Senator Lummis Defends CLARITY Act as Strongest Protection for DeFi Developers
Key Takeaways
- Lummis says Title 3 changes make CLARITY Act the strongest DeFi protections.
- Chervinsky warned non-custodial developers could face money transmitter liability.
- Senate committee review and industry debate continue over the act.
Lummis Rebuts Developer Risk Claims
Senator Lummis dismissed claims that the CLARITY Act fails to protect DeFi developers.
Recent bipartisan changes to Title 3 make it the strongest protection for DeFi ever enacted.

Chervinsky warned the draft could still expose non-custodial developers to money transmitter obligations.
Money Transmitter Definition Remains
The central dispute revolves around Title 3's money transmitter definition.
The CLARITY Act incorporates the BRCA, clarifying non-controlling developers should not be treated as financial institutions.

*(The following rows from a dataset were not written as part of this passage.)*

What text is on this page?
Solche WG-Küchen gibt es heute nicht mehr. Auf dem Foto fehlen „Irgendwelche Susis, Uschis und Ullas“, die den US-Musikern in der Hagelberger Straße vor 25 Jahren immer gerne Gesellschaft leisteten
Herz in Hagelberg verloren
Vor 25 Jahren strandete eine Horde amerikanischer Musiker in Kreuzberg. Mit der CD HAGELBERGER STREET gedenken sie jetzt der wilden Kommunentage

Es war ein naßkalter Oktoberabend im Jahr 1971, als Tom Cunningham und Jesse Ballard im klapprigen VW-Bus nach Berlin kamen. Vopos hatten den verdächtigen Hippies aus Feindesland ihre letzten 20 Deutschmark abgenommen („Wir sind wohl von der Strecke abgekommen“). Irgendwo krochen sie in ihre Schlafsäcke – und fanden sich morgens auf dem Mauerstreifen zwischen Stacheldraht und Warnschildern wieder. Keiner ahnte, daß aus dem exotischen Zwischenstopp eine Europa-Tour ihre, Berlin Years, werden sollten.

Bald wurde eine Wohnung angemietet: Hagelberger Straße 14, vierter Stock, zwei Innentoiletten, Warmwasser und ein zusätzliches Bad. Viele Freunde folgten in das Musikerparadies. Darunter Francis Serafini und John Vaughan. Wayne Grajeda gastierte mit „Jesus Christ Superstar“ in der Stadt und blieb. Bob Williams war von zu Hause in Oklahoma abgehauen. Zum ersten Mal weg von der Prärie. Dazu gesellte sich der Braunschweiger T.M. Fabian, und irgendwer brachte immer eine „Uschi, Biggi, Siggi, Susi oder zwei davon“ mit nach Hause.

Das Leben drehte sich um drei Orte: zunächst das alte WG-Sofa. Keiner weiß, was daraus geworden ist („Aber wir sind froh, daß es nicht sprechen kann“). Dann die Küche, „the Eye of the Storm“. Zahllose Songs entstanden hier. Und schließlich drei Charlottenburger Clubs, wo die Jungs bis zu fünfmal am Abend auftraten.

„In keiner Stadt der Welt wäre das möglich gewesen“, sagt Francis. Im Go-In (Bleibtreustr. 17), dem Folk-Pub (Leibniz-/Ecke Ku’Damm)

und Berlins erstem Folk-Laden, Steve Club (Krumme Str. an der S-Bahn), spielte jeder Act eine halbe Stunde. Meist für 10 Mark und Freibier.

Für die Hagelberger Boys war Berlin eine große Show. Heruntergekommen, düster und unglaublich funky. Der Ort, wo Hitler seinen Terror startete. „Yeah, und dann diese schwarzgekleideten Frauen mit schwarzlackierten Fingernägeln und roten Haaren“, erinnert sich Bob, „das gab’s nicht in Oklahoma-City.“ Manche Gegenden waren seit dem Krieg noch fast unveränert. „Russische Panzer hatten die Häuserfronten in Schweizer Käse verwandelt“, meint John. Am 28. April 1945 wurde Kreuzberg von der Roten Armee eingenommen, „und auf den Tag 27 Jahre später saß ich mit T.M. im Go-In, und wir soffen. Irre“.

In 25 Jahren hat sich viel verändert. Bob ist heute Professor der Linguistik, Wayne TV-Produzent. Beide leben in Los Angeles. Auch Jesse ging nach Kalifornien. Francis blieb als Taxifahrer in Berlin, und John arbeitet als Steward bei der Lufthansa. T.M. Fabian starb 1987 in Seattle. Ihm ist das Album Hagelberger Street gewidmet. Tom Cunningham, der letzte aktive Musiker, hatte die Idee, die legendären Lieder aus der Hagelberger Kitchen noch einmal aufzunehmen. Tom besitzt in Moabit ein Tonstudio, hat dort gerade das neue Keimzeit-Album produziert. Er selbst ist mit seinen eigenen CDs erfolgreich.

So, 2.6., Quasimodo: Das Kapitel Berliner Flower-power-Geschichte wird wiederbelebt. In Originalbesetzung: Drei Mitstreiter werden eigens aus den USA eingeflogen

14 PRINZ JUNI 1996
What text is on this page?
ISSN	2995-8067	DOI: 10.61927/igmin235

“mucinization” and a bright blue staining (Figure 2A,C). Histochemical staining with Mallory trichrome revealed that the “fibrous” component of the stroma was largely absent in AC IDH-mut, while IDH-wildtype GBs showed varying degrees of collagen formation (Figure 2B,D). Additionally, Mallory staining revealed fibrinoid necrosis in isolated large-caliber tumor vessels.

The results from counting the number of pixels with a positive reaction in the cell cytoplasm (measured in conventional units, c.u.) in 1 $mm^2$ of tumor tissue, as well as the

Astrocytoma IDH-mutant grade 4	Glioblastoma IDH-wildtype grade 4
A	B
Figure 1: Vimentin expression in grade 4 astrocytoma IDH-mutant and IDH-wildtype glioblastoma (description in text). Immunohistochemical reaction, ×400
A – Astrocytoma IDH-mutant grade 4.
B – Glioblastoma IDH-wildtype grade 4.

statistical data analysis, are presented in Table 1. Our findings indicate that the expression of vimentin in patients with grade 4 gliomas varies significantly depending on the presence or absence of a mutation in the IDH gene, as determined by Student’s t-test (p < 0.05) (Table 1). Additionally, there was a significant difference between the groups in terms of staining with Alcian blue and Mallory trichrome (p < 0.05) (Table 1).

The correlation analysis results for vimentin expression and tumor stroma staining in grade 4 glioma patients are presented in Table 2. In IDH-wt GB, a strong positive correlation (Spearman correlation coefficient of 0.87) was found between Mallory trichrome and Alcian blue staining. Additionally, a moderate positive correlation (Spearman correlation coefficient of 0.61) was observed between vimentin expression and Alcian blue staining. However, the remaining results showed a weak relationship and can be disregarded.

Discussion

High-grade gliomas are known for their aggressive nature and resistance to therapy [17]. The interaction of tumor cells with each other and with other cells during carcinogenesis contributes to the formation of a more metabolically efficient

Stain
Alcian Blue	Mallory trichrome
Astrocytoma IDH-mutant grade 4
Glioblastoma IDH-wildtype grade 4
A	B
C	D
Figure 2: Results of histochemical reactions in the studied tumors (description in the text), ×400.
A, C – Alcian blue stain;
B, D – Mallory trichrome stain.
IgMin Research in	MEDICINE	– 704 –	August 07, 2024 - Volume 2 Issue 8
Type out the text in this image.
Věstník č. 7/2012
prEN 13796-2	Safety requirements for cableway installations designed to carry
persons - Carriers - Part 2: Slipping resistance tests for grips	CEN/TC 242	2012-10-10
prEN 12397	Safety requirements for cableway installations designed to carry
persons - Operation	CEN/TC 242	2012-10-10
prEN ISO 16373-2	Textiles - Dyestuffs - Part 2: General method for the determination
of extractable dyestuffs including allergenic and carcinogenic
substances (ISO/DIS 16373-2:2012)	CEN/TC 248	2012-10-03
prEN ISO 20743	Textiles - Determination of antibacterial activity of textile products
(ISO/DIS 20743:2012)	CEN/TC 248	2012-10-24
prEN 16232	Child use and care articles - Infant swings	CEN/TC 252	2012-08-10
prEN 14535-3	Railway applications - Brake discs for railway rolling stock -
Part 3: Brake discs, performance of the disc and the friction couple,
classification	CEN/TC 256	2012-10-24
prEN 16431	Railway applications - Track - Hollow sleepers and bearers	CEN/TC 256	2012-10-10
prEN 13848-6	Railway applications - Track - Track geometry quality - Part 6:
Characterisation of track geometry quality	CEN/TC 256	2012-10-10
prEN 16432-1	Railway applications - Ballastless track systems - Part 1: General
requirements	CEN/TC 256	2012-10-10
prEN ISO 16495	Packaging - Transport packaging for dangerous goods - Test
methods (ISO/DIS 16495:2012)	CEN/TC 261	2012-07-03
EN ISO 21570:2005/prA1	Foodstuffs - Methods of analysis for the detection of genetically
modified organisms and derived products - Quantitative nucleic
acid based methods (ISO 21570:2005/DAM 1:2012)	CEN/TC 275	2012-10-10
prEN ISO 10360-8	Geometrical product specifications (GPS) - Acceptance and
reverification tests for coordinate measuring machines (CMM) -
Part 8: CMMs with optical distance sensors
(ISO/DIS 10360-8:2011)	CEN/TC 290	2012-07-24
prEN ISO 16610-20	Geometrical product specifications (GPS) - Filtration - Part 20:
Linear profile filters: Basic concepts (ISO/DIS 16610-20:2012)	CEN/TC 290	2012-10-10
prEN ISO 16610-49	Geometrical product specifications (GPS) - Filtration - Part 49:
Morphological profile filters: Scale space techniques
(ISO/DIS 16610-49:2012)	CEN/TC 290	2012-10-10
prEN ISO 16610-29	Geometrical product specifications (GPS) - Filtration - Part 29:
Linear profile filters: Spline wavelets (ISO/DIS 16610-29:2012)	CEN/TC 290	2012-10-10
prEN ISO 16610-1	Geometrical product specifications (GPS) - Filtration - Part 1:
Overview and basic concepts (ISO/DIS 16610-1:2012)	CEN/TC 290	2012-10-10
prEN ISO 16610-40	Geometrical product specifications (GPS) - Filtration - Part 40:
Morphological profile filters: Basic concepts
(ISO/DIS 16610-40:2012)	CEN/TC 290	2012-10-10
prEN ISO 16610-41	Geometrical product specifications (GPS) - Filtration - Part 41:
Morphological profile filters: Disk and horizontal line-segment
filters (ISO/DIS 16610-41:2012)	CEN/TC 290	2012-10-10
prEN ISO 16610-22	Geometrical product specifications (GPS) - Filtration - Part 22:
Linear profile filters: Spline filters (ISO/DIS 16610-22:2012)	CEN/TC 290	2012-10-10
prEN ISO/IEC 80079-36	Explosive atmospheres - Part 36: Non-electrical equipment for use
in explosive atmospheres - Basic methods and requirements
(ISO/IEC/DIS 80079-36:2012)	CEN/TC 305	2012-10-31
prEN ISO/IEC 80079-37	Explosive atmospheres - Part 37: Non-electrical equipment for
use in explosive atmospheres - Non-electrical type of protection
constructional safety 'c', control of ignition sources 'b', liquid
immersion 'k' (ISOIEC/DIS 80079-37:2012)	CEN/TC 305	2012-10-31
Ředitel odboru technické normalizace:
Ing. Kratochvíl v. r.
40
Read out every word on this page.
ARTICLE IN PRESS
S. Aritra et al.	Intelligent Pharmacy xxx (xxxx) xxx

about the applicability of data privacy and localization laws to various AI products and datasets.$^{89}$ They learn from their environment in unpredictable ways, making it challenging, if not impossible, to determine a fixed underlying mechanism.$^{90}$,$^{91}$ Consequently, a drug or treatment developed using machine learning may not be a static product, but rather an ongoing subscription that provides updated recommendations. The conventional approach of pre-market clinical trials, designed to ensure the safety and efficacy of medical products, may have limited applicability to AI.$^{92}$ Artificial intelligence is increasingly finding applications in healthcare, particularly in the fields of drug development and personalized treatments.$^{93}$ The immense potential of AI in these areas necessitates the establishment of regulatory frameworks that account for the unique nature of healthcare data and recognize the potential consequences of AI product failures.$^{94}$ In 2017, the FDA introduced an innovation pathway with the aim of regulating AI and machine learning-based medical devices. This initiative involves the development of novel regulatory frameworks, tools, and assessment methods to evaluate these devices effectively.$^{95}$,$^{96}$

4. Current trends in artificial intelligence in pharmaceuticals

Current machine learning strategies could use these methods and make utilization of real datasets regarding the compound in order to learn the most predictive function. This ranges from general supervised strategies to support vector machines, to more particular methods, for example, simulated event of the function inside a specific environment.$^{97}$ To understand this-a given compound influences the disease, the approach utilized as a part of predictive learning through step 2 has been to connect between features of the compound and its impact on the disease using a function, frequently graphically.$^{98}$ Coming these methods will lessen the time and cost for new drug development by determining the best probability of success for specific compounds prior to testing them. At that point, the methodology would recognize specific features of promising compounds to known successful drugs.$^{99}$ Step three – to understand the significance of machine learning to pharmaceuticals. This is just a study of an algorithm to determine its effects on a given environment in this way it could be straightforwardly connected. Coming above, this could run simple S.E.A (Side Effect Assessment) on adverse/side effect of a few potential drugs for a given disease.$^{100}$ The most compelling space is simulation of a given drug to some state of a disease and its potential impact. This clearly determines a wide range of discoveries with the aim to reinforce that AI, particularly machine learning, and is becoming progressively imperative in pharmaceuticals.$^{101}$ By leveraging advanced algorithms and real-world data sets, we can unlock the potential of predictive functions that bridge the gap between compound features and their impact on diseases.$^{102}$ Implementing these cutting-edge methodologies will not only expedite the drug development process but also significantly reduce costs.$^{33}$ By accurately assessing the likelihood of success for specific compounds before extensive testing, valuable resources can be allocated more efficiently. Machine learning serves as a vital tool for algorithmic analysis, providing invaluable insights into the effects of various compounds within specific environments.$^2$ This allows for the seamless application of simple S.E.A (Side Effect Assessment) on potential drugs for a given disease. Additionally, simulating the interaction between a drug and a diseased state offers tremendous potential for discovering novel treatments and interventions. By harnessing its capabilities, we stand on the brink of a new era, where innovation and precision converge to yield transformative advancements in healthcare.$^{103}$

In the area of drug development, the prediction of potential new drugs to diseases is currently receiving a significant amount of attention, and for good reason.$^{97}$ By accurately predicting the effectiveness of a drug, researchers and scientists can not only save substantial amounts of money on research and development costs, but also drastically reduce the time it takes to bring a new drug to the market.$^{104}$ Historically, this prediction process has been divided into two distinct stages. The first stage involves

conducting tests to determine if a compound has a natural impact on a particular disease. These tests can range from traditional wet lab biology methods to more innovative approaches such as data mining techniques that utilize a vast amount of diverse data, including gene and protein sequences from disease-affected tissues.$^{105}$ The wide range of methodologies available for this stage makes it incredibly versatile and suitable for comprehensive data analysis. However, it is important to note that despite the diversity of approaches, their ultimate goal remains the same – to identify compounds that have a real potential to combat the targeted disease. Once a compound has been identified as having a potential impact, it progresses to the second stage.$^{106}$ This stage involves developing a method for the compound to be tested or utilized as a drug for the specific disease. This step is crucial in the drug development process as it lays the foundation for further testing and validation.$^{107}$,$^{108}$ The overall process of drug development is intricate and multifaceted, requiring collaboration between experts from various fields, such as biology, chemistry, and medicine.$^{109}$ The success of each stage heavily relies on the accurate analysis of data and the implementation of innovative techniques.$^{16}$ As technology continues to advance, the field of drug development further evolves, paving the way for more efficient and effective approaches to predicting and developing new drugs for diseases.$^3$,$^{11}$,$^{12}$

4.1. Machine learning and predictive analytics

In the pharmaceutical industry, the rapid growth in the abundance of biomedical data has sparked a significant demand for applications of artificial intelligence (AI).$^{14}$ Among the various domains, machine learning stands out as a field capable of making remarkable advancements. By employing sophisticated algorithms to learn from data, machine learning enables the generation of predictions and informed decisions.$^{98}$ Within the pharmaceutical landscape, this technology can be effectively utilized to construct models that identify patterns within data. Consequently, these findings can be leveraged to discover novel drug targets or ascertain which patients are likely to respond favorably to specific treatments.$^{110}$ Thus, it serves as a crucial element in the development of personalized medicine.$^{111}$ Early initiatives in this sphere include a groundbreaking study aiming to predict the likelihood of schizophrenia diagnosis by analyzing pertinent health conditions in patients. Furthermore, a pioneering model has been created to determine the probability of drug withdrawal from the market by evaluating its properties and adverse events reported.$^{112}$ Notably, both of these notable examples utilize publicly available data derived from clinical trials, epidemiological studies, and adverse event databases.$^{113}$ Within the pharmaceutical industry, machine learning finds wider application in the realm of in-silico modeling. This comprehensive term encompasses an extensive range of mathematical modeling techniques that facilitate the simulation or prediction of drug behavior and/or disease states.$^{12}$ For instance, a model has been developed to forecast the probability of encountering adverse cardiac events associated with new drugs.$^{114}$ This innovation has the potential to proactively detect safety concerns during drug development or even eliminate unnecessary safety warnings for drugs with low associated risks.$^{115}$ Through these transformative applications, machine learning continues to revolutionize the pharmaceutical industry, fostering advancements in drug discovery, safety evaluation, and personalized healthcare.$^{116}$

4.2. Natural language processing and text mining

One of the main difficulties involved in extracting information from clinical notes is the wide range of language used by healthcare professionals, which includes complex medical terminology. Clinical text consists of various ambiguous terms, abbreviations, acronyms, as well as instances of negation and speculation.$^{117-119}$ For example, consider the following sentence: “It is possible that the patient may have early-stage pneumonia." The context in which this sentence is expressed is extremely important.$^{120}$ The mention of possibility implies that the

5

Critics argue other portions could still subject non-custodial developers to money transmitter liability.
Chervinsky Calls It Non-Negotiable
Ensuring non-custodial developers aren't misclassified is non-negotiable for DeFi.
“US Senator Cynthia Lummis has dismissed claims that the Digital Asset Market Clarity Act fails to protect decentralized finance innovators from legal repercussions, rebutting that recent changes to the draft will make it the “strongest protection for DeFi and developers ever enacted”
Those sections must be fixed or the bill doesn't work for DeFi.
The debate is playing out as the CLARITY Act moves closer to markup.
Lummis Pushes for Passage
Lummis argued that passing the CLARITY Act is necessary for protections to take effect.
The latest changes to Title 3 have not been publicly released.

The outcome will have significant implications for DeFi regulation.